Question

When a dielectric slab of thickness 6cm is introduced between the plates of parallel plate condenser,it is found that the distance between the plates has to be increased by 4cm to restore the capacity to original value. The dielectric constant of the slab is ?

Answer 1

     for a parallel plate capacitor
             C = ε K   A / d
It is possible that we have air/vacuum and then a medium in between the parallel plates.  Initially there is a medium of dielectric constant K and of thickness d.
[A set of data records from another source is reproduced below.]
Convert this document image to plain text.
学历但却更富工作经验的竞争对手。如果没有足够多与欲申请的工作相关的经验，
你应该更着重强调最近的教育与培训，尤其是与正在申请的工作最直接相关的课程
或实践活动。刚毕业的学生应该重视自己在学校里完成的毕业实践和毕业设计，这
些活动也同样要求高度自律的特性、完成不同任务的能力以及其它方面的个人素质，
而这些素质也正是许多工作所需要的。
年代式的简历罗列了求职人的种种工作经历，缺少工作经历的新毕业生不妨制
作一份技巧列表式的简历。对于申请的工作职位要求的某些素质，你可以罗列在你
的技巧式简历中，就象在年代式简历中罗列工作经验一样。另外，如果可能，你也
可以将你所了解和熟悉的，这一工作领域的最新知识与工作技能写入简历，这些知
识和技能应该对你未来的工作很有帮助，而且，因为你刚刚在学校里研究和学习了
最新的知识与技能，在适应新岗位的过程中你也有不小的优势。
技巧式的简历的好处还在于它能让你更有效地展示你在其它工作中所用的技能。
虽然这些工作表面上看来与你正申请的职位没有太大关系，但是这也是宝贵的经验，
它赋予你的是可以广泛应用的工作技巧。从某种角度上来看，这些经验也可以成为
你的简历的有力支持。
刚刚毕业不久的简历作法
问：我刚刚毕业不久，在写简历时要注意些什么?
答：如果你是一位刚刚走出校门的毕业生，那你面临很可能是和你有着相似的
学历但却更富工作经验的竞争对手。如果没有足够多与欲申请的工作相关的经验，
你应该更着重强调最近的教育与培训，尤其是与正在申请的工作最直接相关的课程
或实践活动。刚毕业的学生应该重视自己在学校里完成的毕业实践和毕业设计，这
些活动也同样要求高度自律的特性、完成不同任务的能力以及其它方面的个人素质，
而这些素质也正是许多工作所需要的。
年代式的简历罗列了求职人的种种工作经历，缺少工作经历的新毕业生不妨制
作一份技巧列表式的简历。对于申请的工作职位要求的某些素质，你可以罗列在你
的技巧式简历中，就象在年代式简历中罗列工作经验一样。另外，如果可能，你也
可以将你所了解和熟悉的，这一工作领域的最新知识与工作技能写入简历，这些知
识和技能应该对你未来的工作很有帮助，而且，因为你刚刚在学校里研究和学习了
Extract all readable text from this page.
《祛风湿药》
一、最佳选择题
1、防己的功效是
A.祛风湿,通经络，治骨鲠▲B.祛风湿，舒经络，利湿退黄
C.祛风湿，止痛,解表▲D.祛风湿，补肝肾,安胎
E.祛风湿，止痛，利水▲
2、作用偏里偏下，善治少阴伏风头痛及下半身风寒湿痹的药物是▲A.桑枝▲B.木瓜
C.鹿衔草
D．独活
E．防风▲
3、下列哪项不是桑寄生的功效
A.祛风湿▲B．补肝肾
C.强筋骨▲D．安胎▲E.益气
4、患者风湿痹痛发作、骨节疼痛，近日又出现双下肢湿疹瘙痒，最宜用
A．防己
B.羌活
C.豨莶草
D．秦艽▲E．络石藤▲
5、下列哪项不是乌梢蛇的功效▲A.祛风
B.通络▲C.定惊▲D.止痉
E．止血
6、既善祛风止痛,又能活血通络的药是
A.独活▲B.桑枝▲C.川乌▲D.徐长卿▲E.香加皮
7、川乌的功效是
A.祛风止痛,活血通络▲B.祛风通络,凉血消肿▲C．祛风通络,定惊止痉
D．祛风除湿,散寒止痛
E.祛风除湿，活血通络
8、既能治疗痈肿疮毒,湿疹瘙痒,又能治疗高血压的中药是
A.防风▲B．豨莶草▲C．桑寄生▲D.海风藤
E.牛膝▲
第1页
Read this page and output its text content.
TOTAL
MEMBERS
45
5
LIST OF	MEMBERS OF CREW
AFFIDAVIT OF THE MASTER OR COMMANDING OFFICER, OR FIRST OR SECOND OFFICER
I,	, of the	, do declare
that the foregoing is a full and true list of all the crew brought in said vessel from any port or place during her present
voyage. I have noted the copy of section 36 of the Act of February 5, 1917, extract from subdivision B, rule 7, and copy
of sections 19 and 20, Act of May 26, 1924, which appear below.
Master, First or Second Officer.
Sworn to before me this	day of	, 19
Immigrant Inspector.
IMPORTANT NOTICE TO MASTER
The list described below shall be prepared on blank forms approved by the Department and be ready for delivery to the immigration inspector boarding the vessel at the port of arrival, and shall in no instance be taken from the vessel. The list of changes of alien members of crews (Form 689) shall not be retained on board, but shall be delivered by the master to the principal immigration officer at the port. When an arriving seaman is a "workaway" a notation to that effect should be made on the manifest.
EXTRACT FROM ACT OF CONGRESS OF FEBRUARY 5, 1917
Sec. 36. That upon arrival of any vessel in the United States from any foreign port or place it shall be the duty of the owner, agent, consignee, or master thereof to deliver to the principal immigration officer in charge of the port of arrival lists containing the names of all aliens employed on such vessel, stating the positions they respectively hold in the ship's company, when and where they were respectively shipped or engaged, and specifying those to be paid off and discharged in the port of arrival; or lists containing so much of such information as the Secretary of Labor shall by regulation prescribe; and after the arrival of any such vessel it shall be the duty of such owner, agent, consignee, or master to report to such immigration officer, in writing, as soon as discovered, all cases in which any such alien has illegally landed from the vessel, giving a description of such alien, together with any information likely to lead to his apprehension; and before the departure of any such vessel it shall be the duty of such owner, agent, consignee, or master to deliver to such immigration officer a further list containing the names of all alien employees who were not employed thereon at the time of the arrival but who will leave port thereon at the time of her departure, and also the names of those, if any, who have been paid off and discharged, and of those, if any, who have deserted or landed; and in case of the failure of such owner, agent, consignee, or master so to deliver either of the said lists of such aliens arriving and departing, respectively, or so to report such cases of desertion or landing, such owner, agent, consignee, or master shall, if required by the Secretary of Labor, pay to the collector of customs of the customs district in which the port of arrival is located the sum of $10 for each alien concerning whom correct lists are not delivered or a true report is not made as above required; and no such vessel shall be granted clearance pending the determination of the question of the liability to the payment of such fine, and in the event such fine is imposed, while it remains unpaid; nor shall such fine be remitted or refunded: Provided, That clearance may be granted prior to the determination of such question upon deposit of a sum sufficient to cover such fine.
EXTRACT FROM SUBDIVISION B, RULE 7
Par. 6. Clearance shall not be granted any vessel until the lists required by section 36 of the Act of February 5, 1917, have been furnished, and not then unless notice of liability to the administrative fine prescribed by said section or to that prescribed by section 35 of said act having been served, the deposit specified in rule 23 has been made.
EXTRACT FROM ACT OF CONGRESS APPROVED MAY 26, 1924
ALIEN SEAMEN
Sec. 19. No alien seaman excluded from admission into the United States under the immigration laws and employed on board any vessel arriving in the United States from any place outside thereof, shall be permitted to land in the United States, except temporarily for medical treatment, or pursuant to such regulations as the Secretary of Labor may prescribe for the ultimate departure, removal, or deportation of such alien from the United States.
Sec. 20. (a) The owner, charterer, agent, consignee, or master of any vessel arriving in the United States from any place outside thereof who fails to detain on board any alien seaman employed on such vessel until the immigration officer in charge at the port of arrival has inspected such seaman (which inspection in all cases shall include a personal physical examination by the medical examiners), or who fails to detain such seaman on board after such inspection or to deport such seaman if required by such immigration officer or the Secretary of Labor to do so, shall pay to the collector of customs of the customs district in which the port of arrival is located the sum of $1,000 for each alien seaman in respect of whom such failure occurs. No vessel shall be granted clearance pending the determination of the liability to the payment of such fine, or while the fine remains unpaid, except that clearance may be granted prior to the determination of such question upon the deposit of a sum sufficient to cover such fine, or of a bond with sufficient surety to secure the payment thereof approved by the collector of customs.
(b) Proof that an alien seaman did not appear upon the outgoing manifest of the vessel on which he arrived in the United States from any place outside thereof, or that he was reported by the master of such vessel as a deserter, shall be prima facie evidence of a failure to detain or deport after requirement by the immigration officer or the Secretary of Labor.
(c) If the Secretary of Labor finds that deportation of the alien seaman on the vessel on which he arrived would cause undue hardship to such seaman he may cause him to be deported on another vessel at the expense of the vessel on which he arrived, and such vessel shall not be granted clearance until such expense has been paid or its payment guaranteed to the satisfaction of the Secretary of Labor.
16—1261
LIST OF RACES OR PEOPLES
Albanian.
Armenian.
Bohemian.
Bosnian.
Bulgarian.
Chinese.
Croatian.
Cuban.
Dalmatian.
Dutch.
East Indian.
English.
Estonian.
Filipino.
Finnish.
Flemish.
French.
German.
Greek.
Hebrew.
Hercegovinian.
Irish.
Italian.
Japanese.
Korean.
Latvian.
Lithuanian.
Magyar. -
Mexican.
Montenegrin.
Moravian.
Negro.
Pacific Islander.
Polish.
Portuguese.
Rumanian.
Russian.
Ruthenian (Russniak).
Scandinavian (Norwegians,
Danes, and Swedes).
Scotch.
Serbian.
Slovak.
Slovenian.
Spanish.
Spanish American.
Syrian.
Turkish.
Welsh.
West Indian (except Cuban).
    Let  K1 be the dielectric constant of the slab. 
     let d1 be the thickness of slab = 6cm.

Formula for capacity with multiple media in between the plates is
             C =  ε A / [ d1/K1 + d2 / K ]
          total gap =  d1 + d2 = d + 4 cm          =>  d2 = d + 4 cm - 6 cm = d - 2
 
         d / K =  d1/ K1 + d2 / K
         d/ K = 6 / K1  + (d-2)/K

          d - (d-2)  = 6 K / K1
                K1 = 3 K
  If there was air originally in between the plates,  K = 1,  then answer is 3.

Answer 2

Answer:

Let initial capacitance be C

C= εo A/d

A and d are in cm

Final capacitance is same as initial capacitance.

d/εo A = d+4−6/ εo A + 6/KεoA

Solving, we get:

K=3